President Barack Obama last month signed an executive order promising to "improve outcomes and advance educational opportunities for African Americans." The order instructs federal agencies to "promote, encourage, and undertake efforts" to increase "college access, college persistence and college attainment for African American students." Unfortunately, his administration remains opposed to the Opportunity Scholarship program in Washington, D.C., which lets students—mostly low-income and African-American—use a voucher to attend a private school.
Perhaps Mr. Obama will reconsider his position on vouchers now that we have for the first time tracked the impact of a voucher program all the way from kindergarten (in 1997) to college enrollment (in 2011). Our study compared students who won a voucher lottery with students who didn't—the only difference between the groups was the luck of the draw, the gold standard in research design.
The study shows that an African-American student who was able to use a voucher to attend a private school was 24% more likely to enroll in college than an African-American student who didn't win a voucher lottery.
The voucher program took place in New York City. Its impetus came in 1996, when Archbishop John J. O'Connor invited New York City schools Chancellor Rudy Crew to "send the city's most troubled public school students to Catholic schools." When Mayor Rudolph Giuliani attempted to fund the initiative out of city funds, he encountered strong opposition from those who saw it as a violation of the First Amendment's establishment clause (an argument subsequently rejected by the Supreme Court in other cases). As the controversy raged, a group of private philanthropists—including prominent Wall Street figures Bruce Kovner, Roger Hertog and Peter Flanagan—created the New York School Choice Scholarships Foundation.
The foundation offered three-year scholarships—that is, vouchers—worth up to $1,400 annually (in 1998 dollars) to approximately 1,000 low-income families with children of elementary-school age. A recipient could attend any of the hundreds of private schools, religious or secular, in New York City. The city's largest provider of private schooling was the Catholic archdiocese, which reported average tuition at the time of $1,728 per year. Total expenditures at these schools, from all revenue sources, came to $2,400 per pupil (compared to total costs of more than $5,000 per pupil in the public schools). Over 20,000 applicants participated in the lottery.
Of the 2,666 students in the original study, necessary information was available for over 99%. To see whether those who won the lottery were more likely to go to college, we linked student Social Security numbers and other identifying characteristics to college enrollment data available from the National Student Clearinghouse, which collects that information from institutions of higher education attended by 96% of all U.S. students. We know of no other voucher study that has been as successful at tracking students over such a long period of time.
Although our study identified no significant impact on college enrollments among Hispanic students (and too few white and Asian students participated for us to analyze), the impact on African-American students was large. Not only were part-time and full-time college enrollment together up 24%, but full-time enrollment increased 31% and attendance at selective colleges (enrolling students with average SAT scores of 1100 or higher) more than doubled, to 8% from 3%.

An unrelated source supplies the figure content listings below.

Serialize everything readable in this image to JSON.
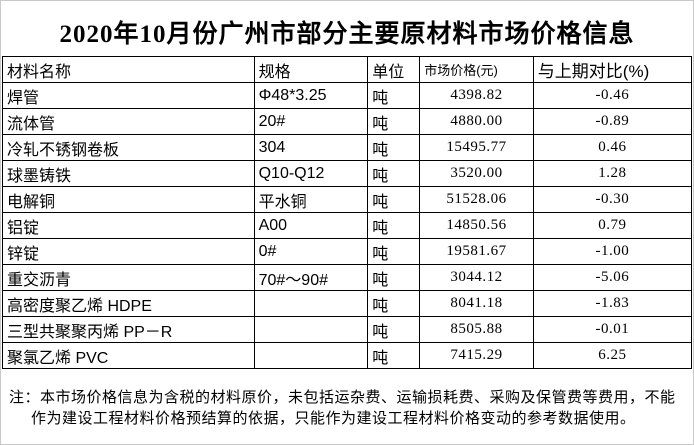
{
  "title": "2020年10月份广州市部分主要原材料市场价格信息",
  "table": {
    "headers": {
      "name": "材料名称",
      "spec": "规格",
      "unit": "单位",
      "price": "市场价格(元)",
      "change": "与上期对比(%)"
    },
    "rows": [
      {
        "name": "焊管",
        "spec": "Φ48*3.25",
        "unit": "吨",
        "price": "4398.82",
        "change": "-0.46"
      },
      {
        "name": "流体管",
        "spec": "20#",
        "unit": "吨",
        "price": "4880.00",
        "change": "-0.89"
      },
      {
        "name": "冷轧不锈钢卷板",
        "spec": "304",
        "unit": "吨",
        "price": "15495.77",
        "change": "0.46"
      },
      {
        "name": "球墨铸铁",
        "spec": "Q10-Q12",
        "unit": "吨",
        "price": "3520.00",
        "change": "1.28"
      },
      {
        "name": "电解铜",
        "spec": "平水铜",
        "unit": "吨",
        "price": "51528.06",
        "change": "-0.30"
      },
      {
        "name": "铝锭",
        "spec": "A00",
        "unit": "吨",
        "price": "14850.56",
        "change": "0.79"
      },
      {
        "name": "锌锭",
        "spec": "0#",
        "unit": "吨",
        "price": "19581.67",
        "change": "-1.00"
      },
      {
        "name": "重交沥青",
        "spec": "70#～90#",
        "unit": "吨",
        "price": "3044.12",
        "change": "-5.06"
      },
      {
        "name": "高密度聚乙烯 HDPE",
        "spec": "",
        "unit": "吨",
        "price": "8041.18",
        "change": "-1.83"
      },
      {
        "name": "三型共聚聚丙烯 PP－R",
        "spec": "",
        "unit": "吨",
        "price": "8505.88",
        "change": "-0.01"
      },
      {
        "name": "聚氯乙烯 PVC",
        "spec": "",
        "unit": "吨",
        "price": "7415.29",
        "change": "6.25"
      }
    ]
  },
  "note": "注：本市场价格信息为含税的材料原价，未包括运杂费、运输损耗费、采购及保管费等费用，不能作为建设工程材料价格预结算的依据，只能作为建设工程材料价格变动的参考数据使用。"
}
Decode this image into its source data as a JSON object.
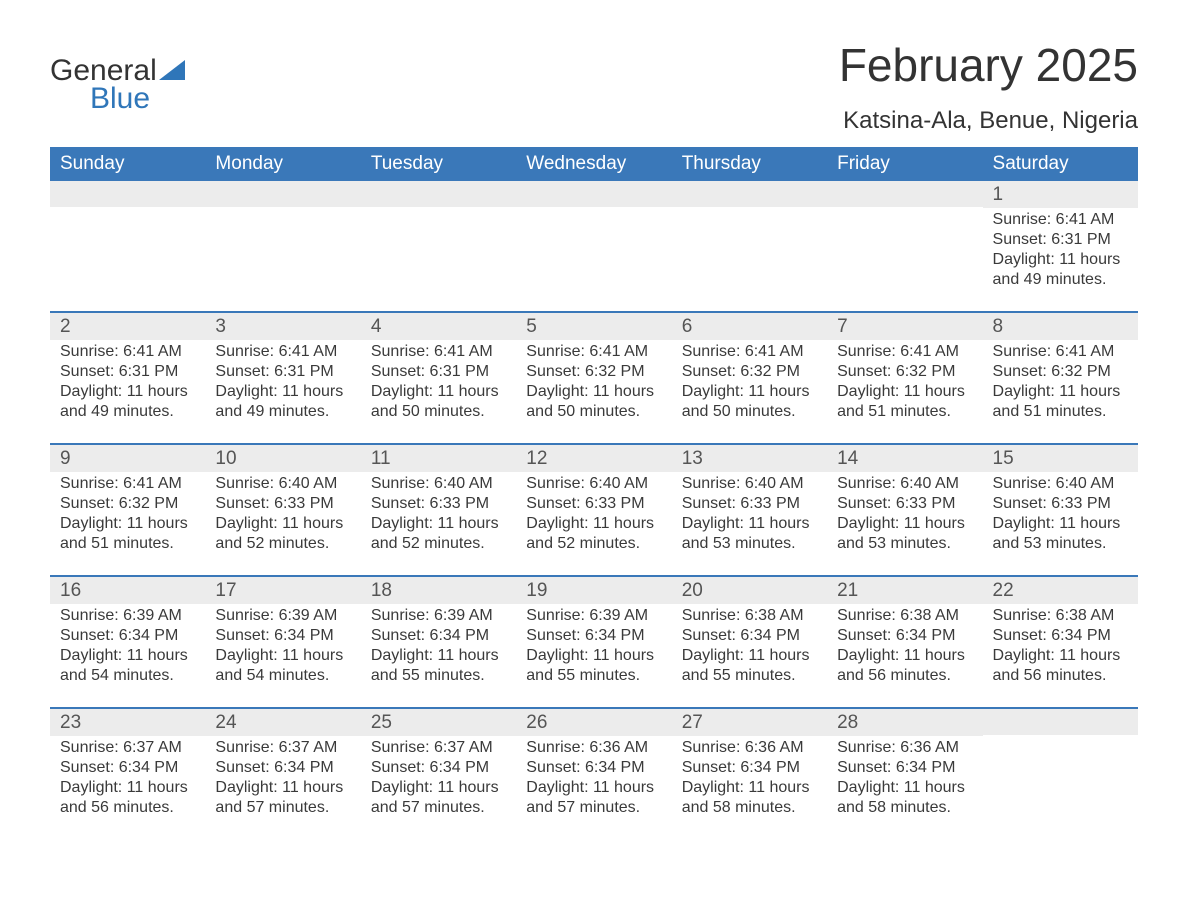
{
  "brand": {
    "word1": "General",
    "word2": "Blue"
  },
  "colors": {
    "accent": "#3a78b9",
    "header_row_bg": "#3a78b9",
    "header_row_text": "#ffffff",
    "daynum_bg": "#ececec",
    "body_text": "#3a3a3a",
    "page_bg": "#ffffff"
  },
  "title": "February 2025",
  "subtitle": "Katsina-Ala, Benue, Nigeria",
  "day_headers": [
    "Sunday",
    "Monday",
    "Tuesday",
    "Wednesday",
    "Thursday",
    "Friday",
    "Saturday"
  ],
  "labels": {
    "sunrise": "Sunrise:",
    "sunset": "Sunset:",
    "daylight": "Daylight:"
  },
  "weeks": [
    [
      {
        "day": null
      },
      {
        "day": null
      },
      {
        "day": null
      },
      {
        "day": null
      },
      {
        "day": null
      },
      {
        "day": null
      },
      {
        "day": "1",
        "sunrise": "6:41 AM",
        "sunset": "6:31 PM",
        "daylight": "11 hours and 49 minutes."
      }
    ],
    [
      {
        "day": "2",
        "sunrise": "6:41 AM",
        "sunset": "6:31 PM",
        "daylight": "11 hours and 49 minutes."
      },
      {
        "day": "3",
        "sunrise": "6:41 AM",
        "sunset": "6:31 PM",
        "daylight": "11 hours and 49 minutes."
      },
      {
        "day": "4",
        "sunrise": "6:41 AM",
        "sunset": "6:31 PM",
        "daylight": "11 hours and 50 minutes."
      },
      {
        "day": "5",
        "sunrise": "6:41 AM",
        "sunset": "6:32 PM",
        "daylight": "11 hours and 50 minutes."
      },
      {
        "day": "6",
        "sunrise": "6:41 AM",
        "sunset": "6:32 PM",
        "daylight": "11 hours and 50 minutes."
      },
      {
        "day": "7",
        "sunrise": "6:41 AM",
        "sunset": "6:32 PM",
        "daylight": "11 hours and 51 minutes."
      },
      {
        "day": "8",
        "sunrise": "6:41 AM",
        "sunset": "6:32 PM",
        "daylight": "11 hours and 51 minutes."
      }
    ],
    [
      {
        "day": "9",
        "sunrise": "6:41 AM",
        "sunset": "6:32 PM",
        "daylight": "11 hours and 51 minutes."
      },
      {
        "day": "10",
        "sunrise": "6:40 AM",
        "sunset": "6:33 PM",
        "daylight": "11 hours and 52 minutes."
      },
      {
        "day": "11",
        "sunrise": "6:40 AM",
        "sunset": "6:33 PM",
        "daylight": "11 hours and 52 minutes."
      },
      {
        "day": "12",
        "sunrise": "6:40 AM",
        "sunset": "6:33 PM",
        "daylight": "11 hours and 52 minutes."
      },
      {
        "day": "13",
        "sunrise": "6:40 AM",
        "sunset": "6:33 PM",
        "daylight": "11 hours and 53 minutes."
      },
      {
        "day": "14",
        "sunrise": "6:40 AM",
        "sunset": "6:33 PM",
        "daylight": "11 hours and 53 minutes."
      },
      {
        "day": "15",
        "sunrise": "6:40 AM",
        "sunset": "6:33 PM",
        "daylight": "11 hours and 53 minutes."
      }
    ],
    [
      {
        "day": "16",
        "sunrise": "6:39 AM",
        "sunset": "6:34 PM",
        "daylight": "11 hours and 54 minutes."
      },
      {
        "day": "17",
        "sunrise": "6:39 AM",
        "sunset": "6:34 PM",
        "daylight": "11 hours and 54 minutes."
      },
      {
        "day": "18",
        "sunrise": "6:39 AM",
        "sunset": "6:34 PM",
        "daylight": "11 hours and 55 minutes."
      },
      {
        "day": "19",
        "sunrise": "6:39 AM",
        "sunset": "6:34 PM",
        "daylight": "11 hours and 55 minutes."
      },
      {
        "day": "20",
        "sunrise": "6:38 AM",
        "sunset": "6:34 PM",
        "daylight": "11 hours and 55 minutes."
      },
      {
        "day": "21",
        "sunrise": "6:38 AM",
        "sunset": "6:34 PM",
        "daylight": "11 hours and 56 minutes."
      },
      {
        "day": "22",
        "sunrise": "6:38 AM",
        "sunset": "6:34 PM",
        "daylight": "11 hours and 56 minutes."
      }
    ],
    [
      {
        "day": "23",
        "sunrise": "6:37 AM",
        "sunset": "6:34 PM",
        "daylight": "11 hours and 56 minutes."
      },
      {
        "day": "24",
        "sunrise": "6:37 AM",
        "sunset": "6:34 PM",
        "daylight": "11 hours and 57 minutes."
      },
      {
        "day": "25",
        "sunrise": "6:37 AM",
        "sunset": "6:34 PM",
        "daylight": "11 hours and 57 minutes."
      },
      {
        "day": "26",
        "sunrise": "6:36 AM",
        "sunset": "6:34 PM",
        "daylight": "11 hours and 57 minutes."
      },
      {
        "day": "27",
        "sunrise": "6:36 AM",
        "sunset": "6:34 PM",
        "daylight": "11 hours and 58 minutes."
      },
      {
        "day": "28",
        "sunrise": "6:36 AM",
        "sunset": "6:34 PM",
        "daylight": "11 hours and 58 minutes."
      },
      {
        "day": null
      }
    ]
  ],
  "typography": {
    "title_fontsize": 46,
    "subtitle_fontsize": 24,
    "dayheader_fontsize": 19,
    "daynum_fontsize": 19,
    "body_fontsize": 16
  }
}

These impacts are especially striking given the modest costs of the intervention: only $4,200 per pupil over a three-year period. This implies that the government would actually save money if it introduced a similar voucher program, as private-school costs are lower than public-school costs. To get a similar (19%) increase in college enrollment among African-Americans from a class-size reduction effort in Tennessee in the late 1980s, the public-school system had to spend $9,400 per pupil (in 1998 dollars).
The difference in the effects for African-American and Hispanic students is probably due to the greater educational challenges faced by the African-Americans. Only 36% of them went to college if they didn't receive a voucher, compared to 45% of the Hispanic students.
President Obama is certainly correct to identify the particularly steep educational barriers that African-American students must surmount if they are to become college-ready. And he seems to have nothing against private school per se, as he has long sent his own daughters to private schools. Yet—apparently thanks to opposition to vouchers from powerful teachers unions—the president still hasn't taken the next step and helped open private-school doors for low-income children as well.
"I have an 8-year-old in third grade, and she's doing great. It's miraculous the way she has changed," said a voucher-winning African-American mother at a focus group session in 1999. The cause of the change was clear. It came from the power of parental choice in education. It wasn't "miraculous"—unless you happen to be one of the parents directly involved.
Mr. Chingos is a fellow in the Brookings Institution's Brown Center on Education Policy. Mr. Peterson is a professor of government at Harvard University, where he directs the Program on Education Policy and Governance, and a senior fellow at Stanford's Hoover Institution. Their report, "The Effects of School Vouchers on College Enrollment: Experimental Evidence from New York City," is published Thursday.